Der Angriff galt eigentlich einem Haus nebenan. Aber die Gewalt der israelischen Bombe zerstörte auch Lokman Slims Elternhaus, das in Hart Hreik, einem schiitischen Stadtteil im Süden von Beirut liegt. In den ersten beiden Stockwerken befand sich das Büro und Archiv der „Umam-Production“, die der libanesische Publizist und Filmemacher zusammen mit seiner Frau Monika Borgmann 2001 gegründet hatte. Eine Dokumentation über den Massenmord in den Palästinenserlagern Sabra und Schatila ist einer der bekanntesten Filme aus dem Hause „Umam“. Der Film wurde 2005 mit zahlreichen Preisen ausgezeichnet. Das Nebenhaus der Produktionsfirma, mit Studio und Schneideräumen, ist ebenfalls schwer beschädigt. Das aufwändige Archiv zum Teil völlig vernichtet.

Den Elan von Slim wird das jedoch nicht bremsen. Schon als Student der Philosophie in Paris (1982 –1988) engagierte sich der 1962 in Beirut geborene Schiit in verschiedenen kulturellen Foren. Nach seiner Rückkehr in den Libanon gründete er 1990 den Verlag Dar al-Jadid und schrieb zahlreiche Artikel für libanesische und andere arabische Zeitungen und Magazine. Während der „Zedernrevolution“ 2005 war er bei den Protesten gegen die syrische Besatzung des Libanon aktiv. Slim gehört jedoch nicht zu den Wendehälsen, die ihre Fahne in den jeweiligen Wind halten, sondern er plädiert für eine „säkulare Republik“. Mit drei anderen Mitstreitern gründete er 2005 die Initiative „Hayyabina“, was in etwa „Los geht’s“ bedeutet. Rechtzeitig zu den Parlamentswahlen, die von allen Parteien nach dem Abzug der Syrer als erste freie gefeiert wurden.
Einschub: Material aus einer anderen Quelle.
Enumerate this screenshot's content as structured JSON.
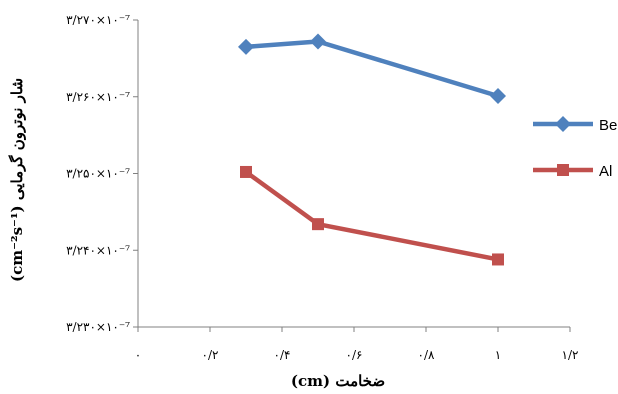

„Hayyabina“ forderte die Menschen auf, ihre Liste zu wählen, obwohl sie offiziell nicht an den Wahlen teilnahm. Fingierte Wahlurnen wurden aufgestellt, damit Unzufriedene ihre Stimme abgeben konnten. „Das System ist blockiert“, sagte Slim damals im Mai 2005. „Konfessionen sind stärker als der Staat.“ Eine Aussage, die sich für den Aktivisten heute auf besonders bittere Weise bewahrheitete. „Die schiitische Hisbollah hat nicht nur die beiden entführten israelischen Soldaten, sondern die ganze libanesische Bevölkerung als Geisel genommen“, erklärt der 44-Jährige. Seiner Ansicht nach würden die schiitischen Libanesen unter einer Art „Stockholm-Syndrom“ leiden, da sie trotz Krieg und Zerstörung weiter Sympathien für die Hisbollah hegten. Slim wurde vom Kriegsbeginn auf einer Vortragsreise in den USA überrascht. Bereits einen Tag nach einer langen Heimreise verfasste er mit anderen Intellektuellen eine Erklärung für eine sofortige Waffenruhe.